PLASTICHEAL project

Innovative tools to study the impact and mode of action of micro and nanoplastics on human health

Description  
Humans are exposed to incidental micro and nanoplastics (MNPLs) due to their ubiquitous presence in the environment, but there is only very limited information on the potential impact of this exposure on human health. Therefore, the current regulatory framework cannot ensure that incidental MNPLs present in the air, and in food and beverage products are at safe levels for the population.

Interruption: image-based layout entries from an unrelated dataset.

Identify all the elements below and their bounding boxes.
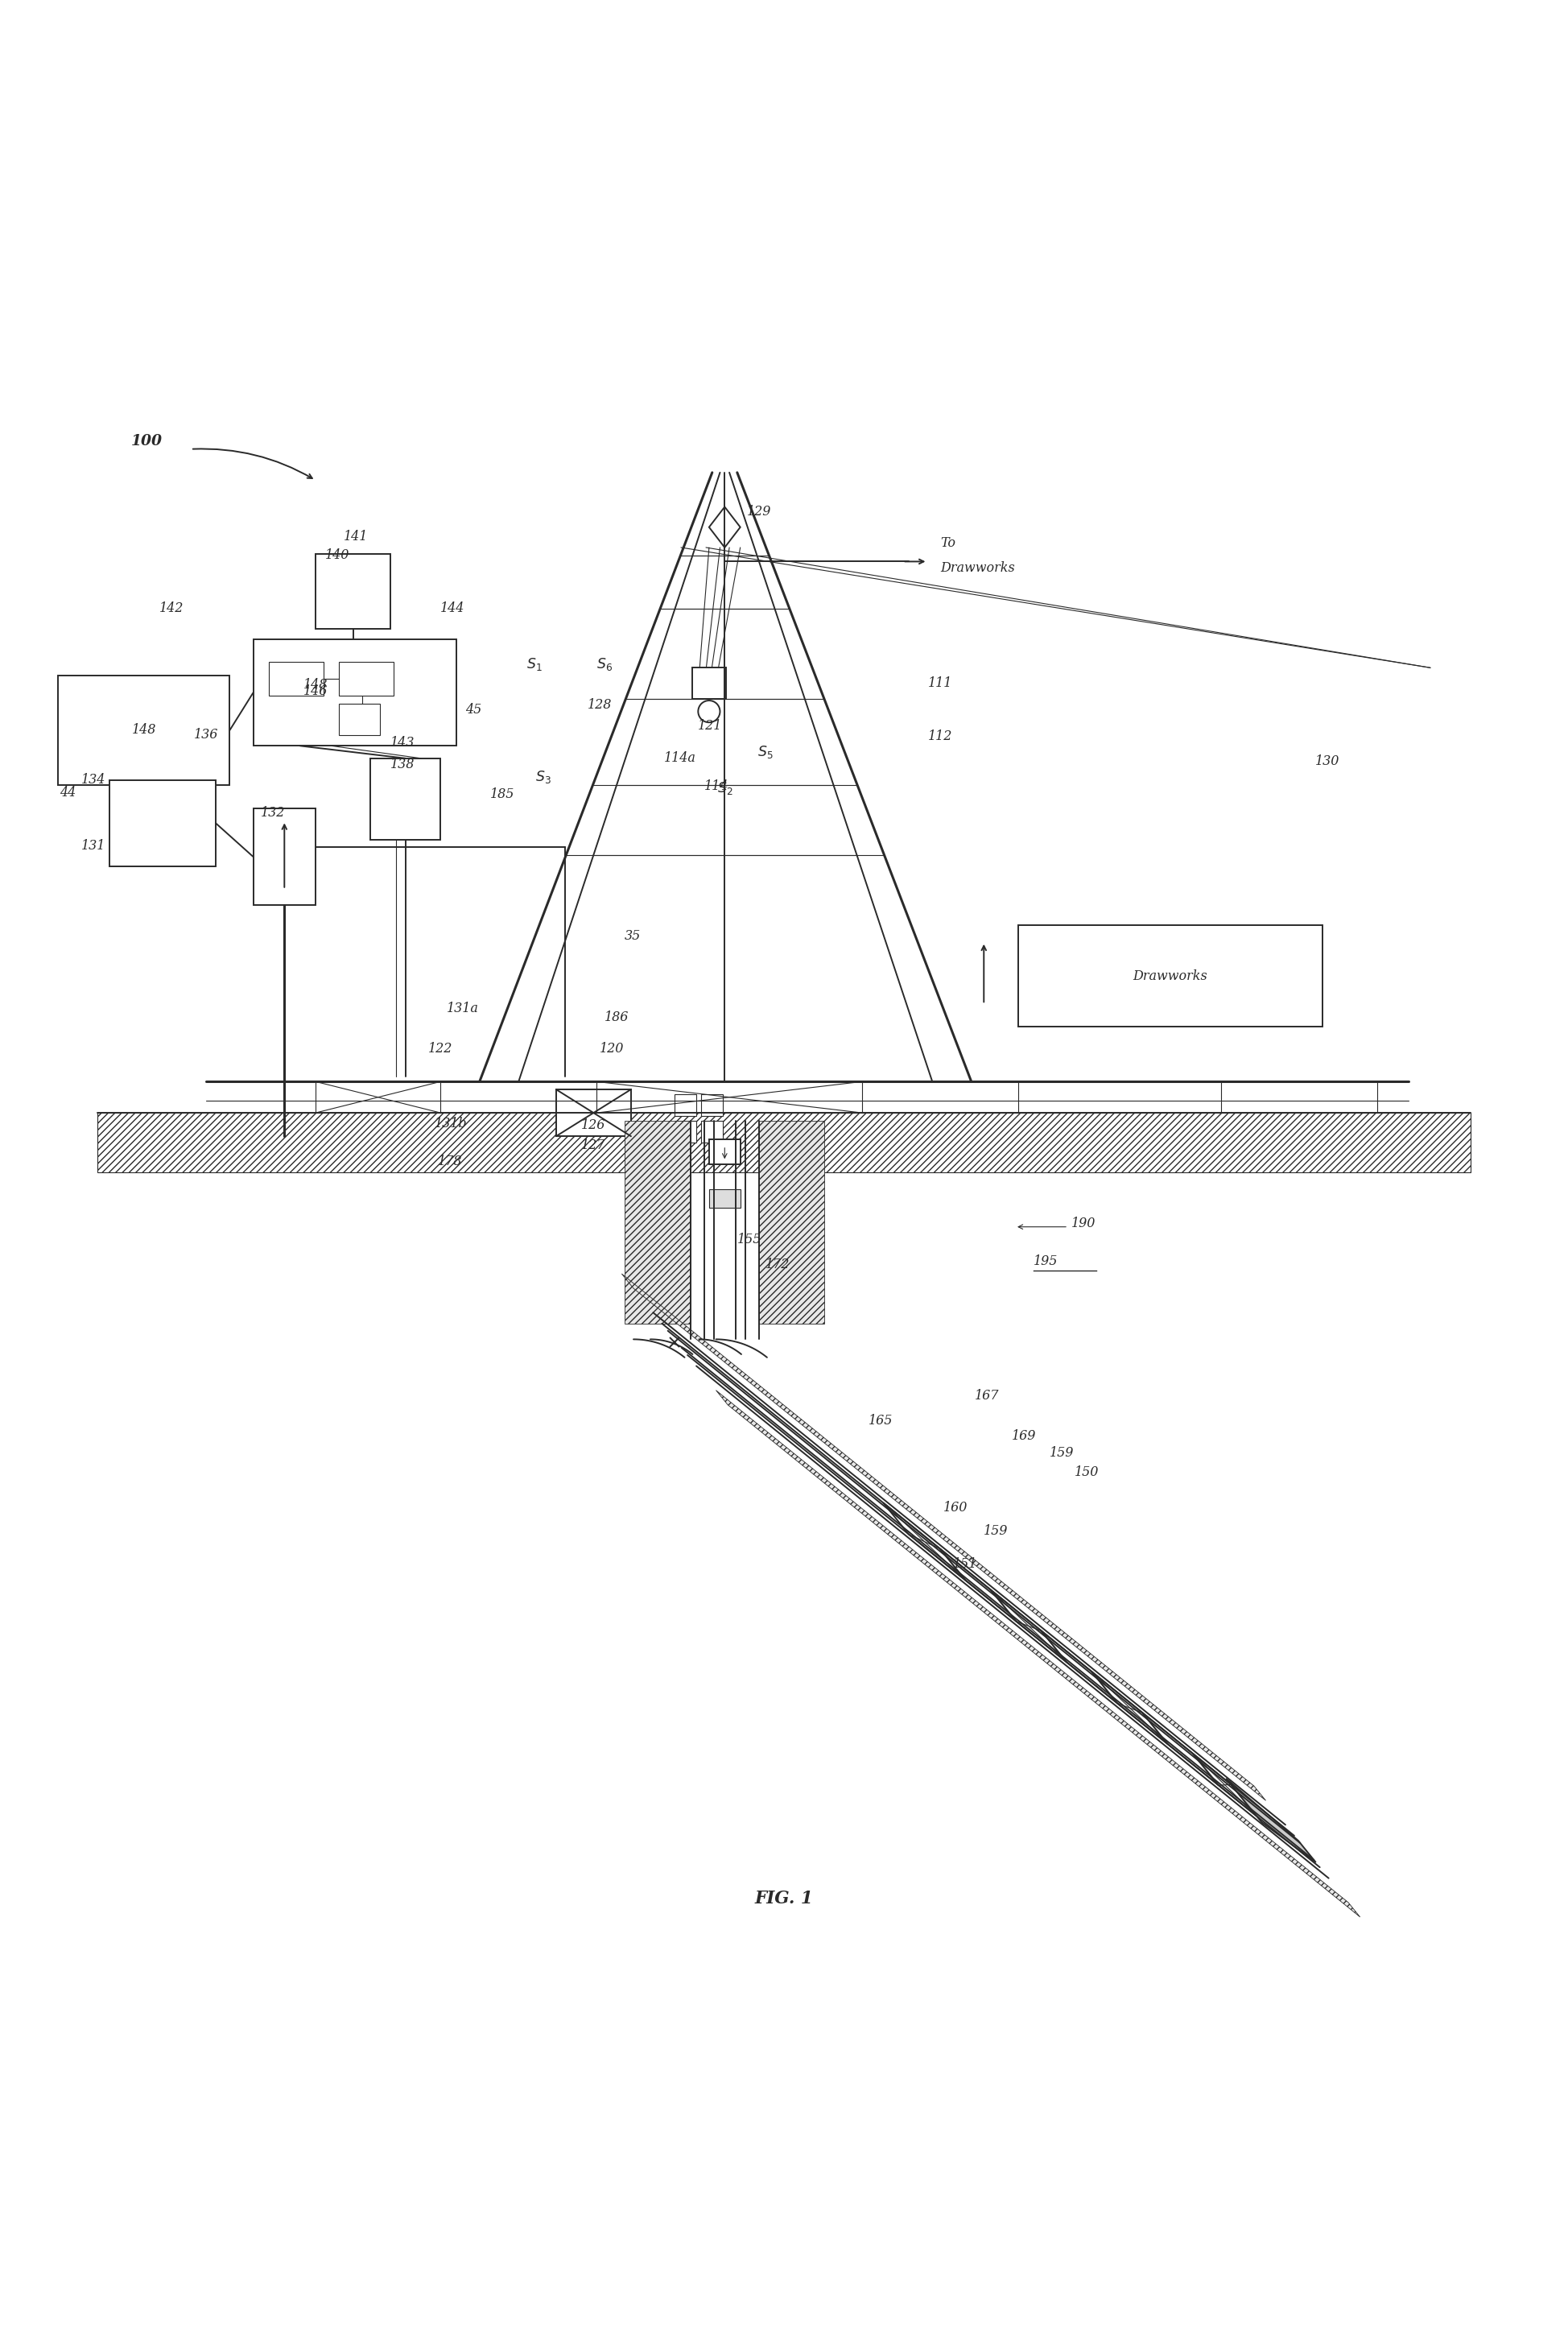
Text: 185: 185 <box>491 787 514 801</box>
Text: 141: 141 <box>343 530 368 544</box>
Bar <box>1018 925 1323 1027</box>
Text: 159: 159 <box>983 1525 1008 1539</box>
Text: 45: 45 <box>466 703 481 717</box>
Polygon shape <box>624 1121 690 1324</box>
Bar <box>339 661 394 696</box>
Bar <box>268 661 323 696</box>
Text: 186: 186 <box>604 1011 629 1025</box>
Polygon shape <box>991 1590 1066 1663</box>
Text: 131a: 131a <box>447 1002 478 1016</box>
Text: 131: 131 <box>82 838 107 852</box>
Text: 132: 132 <box>260 806 285 820</box>
Text: 172: 172 <box>765 1259 790 1270</box>
Text: 138: 138 <box>390 759 416 771</box>
Text: 178: 178 <box>437 1153 463 1168</box>
Text: 122: 122 <box>428 1041 453 1055</box>
Text: $S_1$: $S_1$ <box>527 656 543 672</box>
Text: 169: 169 <box>1011 1429 1036 1443</box>
Bar <box>557 1090 630 1137</box>
Text: 167: 167 <box>974 1389 999 1403</box>
Text: 143: 143 <box>390 736 416 750</box>
Text: 100: 100 <box>132 434 163 448</box>
Polygon shape <box>621 1275 1265 1800</box>
Text: 144: 144 <box>441 602 466 614</box>
Bar <box>110 780 216 866</box>
Bar <box>691 668 726 698</box>
Bar <box>370 759 441 841</box>
Text: 159: 159 <box>1049 1445 1074 1459</box>
Text: 130: 130 <box>1316 754 1339 768</box>
Text: 148: 148 <box>303 677 328 691</box>
Polygon shape <box>759 1121 825 1324</box>
Text: 155: 155 <box>737 1233 762 1247</box>
Polygon shape <box>717 1389 1359 1917</box>
Text: 134: 134 <box>82 773 107 787</box>
Text: 146: 146 <box>303 684 328 698</box>
Text: 126: 126 <box>582 1118 605 1132</box>
Text: 150: 150 <box>1074 1464 1099 1478</box>
Text: 140: 140 <box>325 549 350 563</box>
Text: 44: 44 <box>60 787 75 799</box>
Polygon shape <box>1091 1672 1168 1744</box>
Text: 121: 121 <box>698 719 723 733</box>
Text: 128: 128 <box>588 698 612 712</box>
Text: $S_5$: $S_5$ <box>757 745 773 761</box>
Bar <box>701 1095 723 1116</box>
Polygon shape <box>1226 1779 1316 1863</box>
Text: 142: 142 <box>160 602 183 614</box>
Bar <box>709 1189 740 1207</box>
Text: 160: 160 <box>944 1501 967 1515</box>
Polygon shape <box>941 1548 1016 1620</box>
Text: 165: 165 <box>869 1413 892 1427</box>
Polygon shape <box>1193 1754 1256 1817</box>
Text: Drawworks: Drawworks <box>1134 969 1207 983</box>
Text: 111: 111 <box>928 677 952 691</box>
Text: 114a: 114a <box>663 752 696 766</box>
Polygon shape <box>709 507 740 546</box>
Text: 148: 148 <box>132 724 157 738</box>
Text: Drawworks: Drawworks <box>941 560 1014 574</box>
Bar <box>674 1095 696 1116</box>
Text: 136: 136 <box>194 729 218 743</box>
Bar <box>339 703 379 736</box>
Text: 114: 114 <box>704 780 729 794</box>
Text: 35: 35 <box>624 929 641 943</box>
Text: 195: 195 <box>1033 1254 1058 1268</box>
Bar <box>701 1121 723 1142</box>
Text: 129: 129 <box>746 504 771 518</box>
Polygon shape <box>1041 1630 1118 1702</box>
Bar <box>252 640 456 745</box>
Polygon shape <box>1143 1714 1218 1786</box>
Text: 127: 127 <box>582 1139 605 1153</box>
Text: 120: 120 <box>601 1041 624 1055</box>
Text: $S_2$: $S_2$ <box>717 780 732 796</box>
Bar <box>58 675 230 785</box>
Bar <box>709 1139 740 1165</box>
Text: $S_3$: $S_3$ <box>536 768 552 785</box>
Text: 112: 112 <box>928 729 952 743</box>
Text: To: To <box>941 537 955 549</box>
Text: $S_6$: $S_6$ <box>596 656 613 672</box>
Polygon shape <box>883 1504 966 1581</box>
Text: FIG. 1: FIG. 1 <box>754 1889 814 1908</box>
Text: 151: 151 <box>953 1557 977 1571</box>
Text: 190: 190 <box>1071 1217 1096 1231</box>
Text: 131b: 131b <box>434 1116 467 1130</box>
Bar <box>315 553 390 628</box>
Bar <box>674 1121 696 1142</box>
Bar <box>252 808 315 906</box>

In this context, the European project PLASTICHEAL, coordinated by the Autonomous University of Barcelona (UAB), aims at providing new methodologies and evidence to regulators by combining the use of breakthrough research and reliable test methods to set the knowledge basis for adequate risk assessment of MNPLs.

Participants
This European project is coordinated by the UAB and has the participation of 11 universities and research centres from 7 EU countries: the Wageningen University (The Netherlands), the Finnish Institute of Occupational Health (from Finland), Technical University of Denmark (from Denmark), the French Alternative Energies and Atomic Energy Commission and the National Institute of Health and Medical Research (from France); the Foundation for Health Training and Research of the Region of Murcia, the Germans Trias i Pujol Research Institute (IGTP, as a third part linked to UAB) and the Plastics Technology Centre (from Spain), the University of Manchester (from the United Kingdom), the Helmholtz Centre for Environmental Research and the Leipzig University (from Germany).

Activities

The project will first generate human exposure estimates after identification, measurement, and characterization of MNPLs present in the environmental air, water and food sources, as well as in human biological samples of population groups with potential high MNPLs exposure levels.

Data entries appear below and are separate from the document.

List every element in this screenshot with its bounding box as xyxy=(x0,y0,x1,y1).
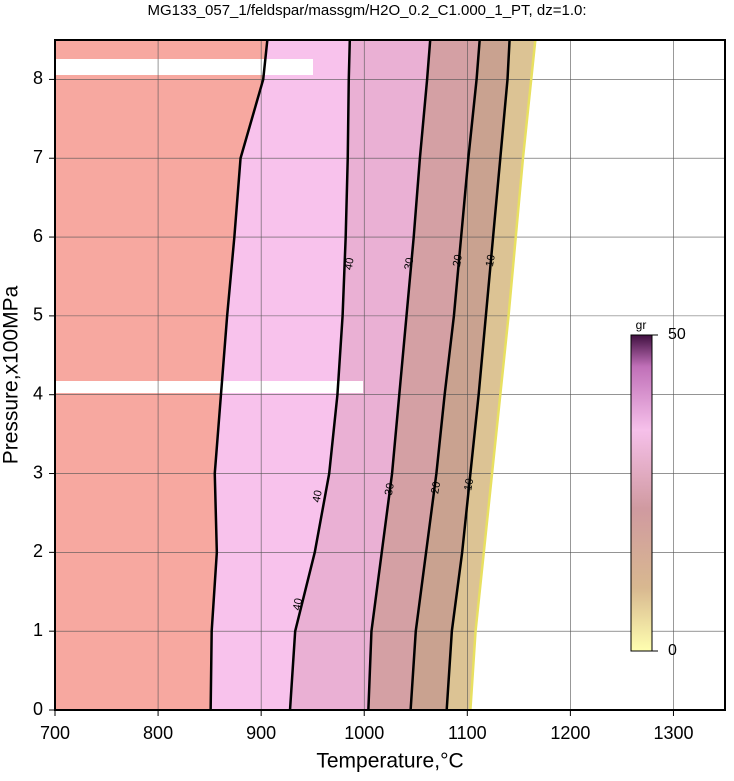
x-tick-label: 1100 xyxy=(448,723,487,743)
contour-line xyxy=(409,40,481,710)
contour-label: 40 xyxy=(311,489,325,503)
y-axis-label: Pressure,x100MPa xyxy=(0,285,23,464)
chart-title: MG133_057_1/feldspar/massgm/H2O_0.2_C1.0… xyxy=(147,2,586,19)
colorbar-tick-label: 50 xyxy=(668,326,686,343)
axes: 700 800 900 1000 1100 1200 1300 0 1 2 3 4 5 6 7 8 xyxy=(33,68,694,743)
y-tick-label: 8 xyxy=(33,68,43,88)
mask-bar xyxy=(55,381,363,393)
colorbar-tick-label: 0 xyxy=(668,642,677,659)
colorbar xyxy=(630,334,653,652)
colorbar-ticks: 0 50 xyxy=(652,326,686,659)
contour-line xyxy=(209,40,269,710)
y-tick-label: 6 xyxy=(33,226,43,246)
band xyxy=(446,40,536,710)
contour-label: 20 xyxy=(451,254,465,268)
y-tick-label: 7 xyxy=(33,147,43,167)
contour-lines: 40 40 40 30 30 20 20 10 10 xyxy=(209,40,537,710)
contour-label: 10 xyxy=(462,477,476,491)
contour-label: 20 xyxy=(429,481,443,495)
x-tick-label: 900 xyxy=(246,723,276,743)
bands xyxy=(55,40,725,710)
contour-label: 40 xyxy=(291,597,305,611)
band xyxy=(290,40,431,710)
contour-line xyxy=(469,40,537,710)
contour-label: 30 xyxy=(403,257,417,271)
x-tick-label: 700 xyxy=(40,723,70,743)
colorbar-label: gr xyxy=(636,318,647,332)
contour-label: 30 xyxy=(383,482,397,496)
x-tick-label: 1000 xyxy=(344,723,384,743)
band xyxy=(55,40,268,710)
contour-label: 10 xyxy=(484,254,498,268)
x-tick-label: 1300 xyxy=(653,723,693,743)
contour-label: 40 xyxy=(343,257,357,271)
x-tick-label: 1200 xyxy=(550,723,590,743)
y-tick-label: 2 xyxy=(33,541,43,561)
y-tick-label: 5 xyxy=(33,305,43,325)
contour-line xyxy=(288,40,352,710)
y-tick-label: 3 xyxy=(33,462,43,482)
x-tick-label: 800 xyxy=(143,723,173,743)
y-tick-label: 4 xyxy=(33,383,43,403)
band xyxy=(210,40,350,710)
band xyxy=(368,40,480,710)
contour-line xyxy=(445,40,511,710)
y-tick-label: 1 xyxy=(33,620,43,640)
mask-bar xyxy=(55,59,313,75)
y-tick-label: 0 xyxy=(33,699,43,719)
x-axis-label: Temperature,°C xyxy=(316,750,463,773)
frame xyxy=(54,39,726,711)
contour-line xyxy=(367,40,432,710)
band xyxy=(410,40,510,710)
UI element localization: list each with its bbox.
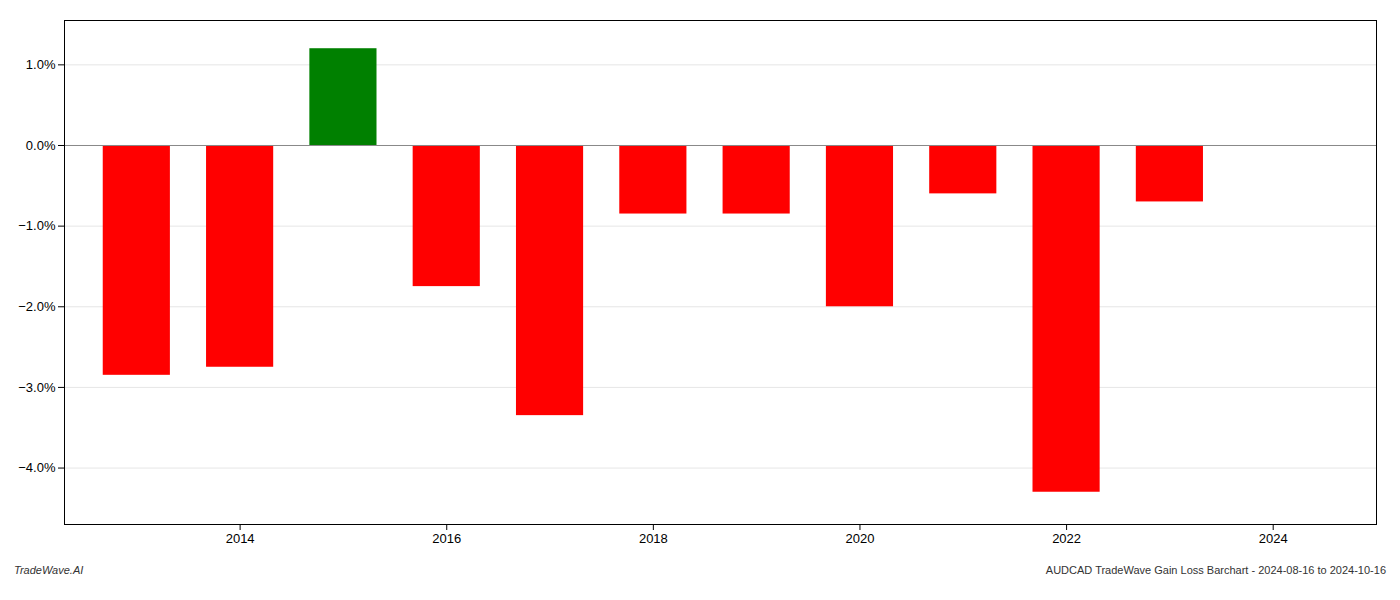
svg-text:1.0%: 1.0%: [26, 57, 56, 72]
svg-text:2020: 2020: [846, 531, 875, 546]
svg-text:−1.0%: −1.0%: [18, 218, 56, 233]
svg-text:2018: 2018: [639, 531, 668, 546]
svg-text:2014: 2014: [226, 531, 255, 546]
html-text:AUDCAD TradeWave Gain Loss Bar: AUDCAD TradeWave Gain Loss Barchart - 20…: [1045, 564, 1386, 576]
svg-text:2016: 2016: [432, 531, 461, 546]
svg-text:−3.0%: −3.0%: [18, 380, 56, 395]
svg-text:0.0%: 0.0%: [26, 138, 56, 153]
svg-text:2022: 2022: [1052, 531, 1081, 546]
svg-text:2024: 2024: [1259, 531, 1288, 546]
html-text:TradeWave.AI: TradeWave.AI: [14, 564, 84, 576]
svg-text:−4.0%: −4.0%: [18, 460, 56, 475]
svg-text:−2.0%: −2.0%: [18, 299, 56, 314]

Then a variety of complementary experimental models and methodologies will be applied to screen for several potential MNPLs-induced effects. In vitro, in vivo and in silico models will be applied to develop a MNPLs predictive toxicology: the combined advanced analytical and computational methods will allow not only to decipher cellular responses or identify critical pathways relevant to key traits or conditions, but also to retrieve a highly informative set of features to predict toxicity.

The data generated will be processed by integrative analysis methods to obtain MNPLs mechanistic insight, and to identify key events with potential to be consolidated as novel biomarkers of MNPLs long-term effects.

Period
2021 - 2025

Funding
The project is funded with 6 million euros by the Horizon 2020 Program of the European Union.